I claim that the differential $\partial f(p)$ of smooth function $f:[a,b]\rightarrow\mathbb{R}^n$ at the point $p \in [a,b]$ is injective if and only if $\partial f(p) \neq 0$. First, suppose that $\partial f(p)$ is injective. According to the rank/nullity theorem, $ \mathsf{dim}([a,b]) = \mathsf{dim}(\mathsf{Ker}(\partial f(p)) + \mathsf{dim}(\mathsf{Im}(\partial f(p)). $ Since $\partial f(p)$ is injective, the dimension of its kernel is $0$ and we know that the dimension of $[a,b]$ is 1. Therefore, the dimension of the image of $\partial f(p)$ must be $1$ and this precludes the possibility that $\partial f(p)$ is the zero-map whose image is a $0$-dimensional space.

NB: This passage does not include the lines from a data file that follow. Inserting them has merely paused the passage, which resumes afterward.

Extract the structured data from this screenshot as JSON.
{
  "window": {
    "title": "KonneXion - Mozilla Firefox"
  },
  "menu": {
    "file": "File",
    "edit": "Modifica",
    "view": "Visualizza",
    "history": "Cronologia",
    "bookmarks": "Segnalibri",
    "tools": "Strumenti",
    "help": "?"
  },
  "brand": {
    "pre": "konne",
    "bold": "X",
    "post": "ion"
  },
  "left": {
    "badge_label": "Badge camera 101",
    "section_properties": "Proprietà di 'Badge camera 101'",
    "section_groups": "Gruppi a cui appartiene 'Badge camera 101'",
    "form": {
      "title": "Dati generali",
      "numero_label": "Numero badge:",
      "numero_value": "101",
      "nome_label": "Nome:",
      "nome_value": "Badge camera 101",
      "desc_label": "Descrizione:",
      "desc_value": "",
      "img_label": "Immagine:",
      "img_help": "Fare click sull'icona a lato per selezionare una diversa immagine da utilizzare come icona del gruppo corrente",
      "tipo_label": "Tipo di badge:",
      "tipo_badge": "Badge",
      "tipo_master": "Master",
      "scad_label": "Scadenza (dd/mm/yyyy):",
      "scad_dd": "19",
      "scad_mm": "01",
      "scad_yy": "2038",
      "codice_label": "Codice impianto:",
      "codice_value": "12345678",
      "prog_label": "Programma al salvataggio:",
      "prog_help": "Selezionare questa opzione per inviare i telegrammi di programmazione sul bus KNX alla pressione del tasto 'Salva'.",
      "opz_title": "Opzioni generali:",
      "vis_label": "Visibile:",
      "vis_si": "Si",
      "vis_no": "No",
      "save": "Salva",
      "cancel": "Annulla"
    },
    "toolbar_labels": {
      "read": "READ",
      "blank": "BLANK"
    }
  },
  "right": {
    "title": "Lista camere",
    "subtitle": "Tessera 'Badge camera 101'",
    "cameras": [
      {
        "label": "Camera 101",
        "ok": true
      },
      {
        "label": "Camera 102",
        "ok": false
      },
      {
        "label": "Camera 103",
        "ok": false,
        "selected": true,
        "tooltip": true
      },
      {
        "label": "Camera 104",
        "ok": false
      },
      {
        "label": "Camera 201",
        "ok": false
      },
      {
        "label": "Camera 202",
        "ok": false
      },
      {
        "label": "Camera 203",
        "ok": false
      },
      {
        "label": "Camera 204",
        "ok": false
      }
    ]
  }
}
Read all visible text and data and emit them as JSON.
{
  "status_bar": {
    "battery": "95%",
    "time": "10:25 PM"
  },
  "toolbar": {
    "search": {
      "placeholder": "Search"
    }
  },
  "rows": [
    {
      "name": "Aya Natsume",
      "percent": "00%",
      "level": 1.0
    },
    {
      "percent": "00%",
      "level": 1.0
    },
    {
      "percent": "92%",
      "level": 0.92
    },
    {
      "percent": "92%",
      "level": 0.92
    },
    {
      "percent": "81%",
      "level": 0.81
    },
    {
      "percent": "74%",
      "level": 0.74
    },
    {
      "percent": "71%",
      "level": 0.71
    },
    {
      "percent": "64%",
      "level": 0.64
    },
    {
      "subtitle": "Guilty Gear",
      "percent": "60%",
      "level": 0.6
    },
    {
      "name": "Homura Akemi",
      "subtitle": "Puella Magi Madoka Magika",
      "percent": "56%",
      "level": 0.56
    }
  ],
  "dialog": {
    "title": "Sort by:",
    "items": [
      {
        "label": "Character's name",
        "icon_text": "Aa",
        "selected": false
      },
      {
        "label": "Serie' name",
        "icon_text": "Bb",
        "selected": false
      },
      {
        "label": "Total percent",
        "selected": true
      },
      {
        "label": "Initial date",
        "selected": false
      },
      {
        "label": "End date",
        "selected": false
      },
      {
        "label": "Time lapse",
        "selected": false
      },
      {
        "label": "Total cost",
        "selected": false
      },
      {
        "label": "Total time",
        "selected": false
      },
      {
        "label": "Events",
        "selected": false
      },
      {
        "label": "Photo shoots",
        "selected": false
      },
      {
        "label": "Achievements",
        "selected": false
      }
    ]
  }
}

Conversely, if $\partial f(p)$ is not the zero-map the dimension $k$ of its image cannot be $0$. Thus, again by the rank/nullity theorem,

$ 1 = \mathsf{dim}(\mathsf{Ker}(\partial f(p)) + k. $ for some $k > 0$. However, the dimension of the kernel cannot exceed $1$ for the domain of $\partial f(p)$ is $1$-dimensional. The only possible choice for the dimension of the kernel is thus $0$ which proves that $\partial f(p)$ is injective.